Data Center Knowledge reports that the lightning hit a transformer near Amazon’s centre, which caused an explosion and fire, knocking out the utility service.
It was unable to start its generators, causing a power outage.
“Due to the scale of the power disruption, a large number of EBS servers lost power and require manual operations before volumes can be restored,” said Amazon in its status dashboard.
“Restoring these volumes requires that we make an extra copy of all data, which has consumed most spare capacity and slowed our recovery process. We’ve been able to restore EC2 instances without attached EBS volumes, as well as some EC2 instances with attached EBS volumes,” said the company.
Amazon is now installing extra capacity to support this process.

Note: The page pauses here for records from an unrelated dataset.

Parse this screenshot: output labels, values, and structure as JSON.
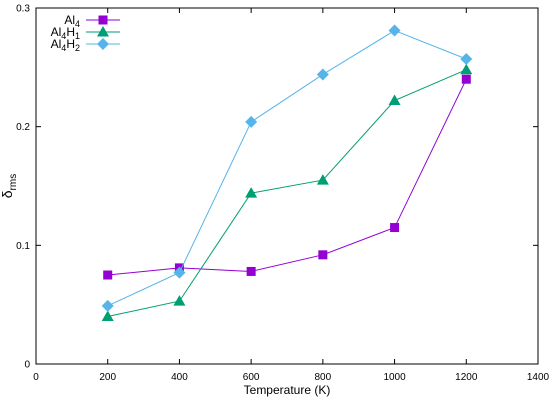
{
  "chart_data": {
    "type": "line",
    "xlabel": "Temperature (K)",
    "ylabel": {
      "base": "δ",
      "sub": "rms"
    },
    "xlim": [
      0,
      1400
    ],
    "ylim": [
      0,
      0.3
    ],
    "xticks": [
      0,
      200,
      400,
      600,
      800,
      1000,
      1200,
      1400
    ],
    "yticks": [
      0,
      0.1,
      0.2,
      0.3
    ],
    "xtick_labels": [
      "0",
      "200",
      "400",
      "600",
      "800",
      "1000",
      "1200",
      "1400"
    ],
    "ytick_labels": [
      "0",
      "0.1",
      "0.2",
      "0.3"
    ],
    "grid": false,
    "legend_position": "top-left",
    "series": [
      {
        "name_parts": [
          [
            "Al",
            ""
          ],
          [
            "4",
            "sub"
          ]
        ],
        "marker": "square",
        "color": "#9400d3",
        "x": [
          200,
          400,
          600,
          800,
          1000,
          1200
        ],
        "y": [
          0.075,
          0.081,
          0.078,
          0.092,
          0.115,
          0.24
        ]
      },
      {
        "name_parts": [
          [
            "Al",
            ""
          ],
          [
            "4",
            "sub"
          ],
          [
            "H",
            ""
          ],
          [
            "1",
            "sub"
          ]
        ],
        "marker": "triangle",
        "color": "#009e73",
        "x": [
          200,
          400,
          600,
          800,
          1000,
          1200
        ],
        "y": [
          0.04,
          0.053,
          0.144,
          0.155,
          0.222,
          0.248
        ]
      },
      {
        "name_parts": [
          [
            "Al",
            ""
          ],
          [
            "4",
            "sub"
          ],
          [
            "H",
            ""
          ],
          [
            "2",
            "sub"
          ]
        ],
        "marker": "diamond",
        "color": "#56b4e9",
        "x": [
          200,
          400,
          600,
          800,
          1000,
          1200
        ],
        "y": [
          0.049,
          0.077,
          0.204,
          0.244,
          0.281,
          0.257
        ]
      }
    ]
  }
}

They predict that while many volumes will be restored over the next “several hours,” it could take 24-48 hours for the process to complete.
“EC2 instances or EBS servers lost power before writes to their volumes were completely consistent. Because of this, in some cases we will provide customers with a recovery snapshot instead of restoring their volume so they can validate the health of their volumes before returning them to service. We will contact those customers with information about their recovery snapshot,” said Amazon.
Microsoft’s Dublin data centre experienced a power issue, which affected access to its BPOS services in Europe. Its Twitter account reports it has since come back online.
BT’s data centre, located in Citywest Dublin, also experience a mains outage due to lightning, however, they said that their protection layers remained engaged, meaning that their services were not affected.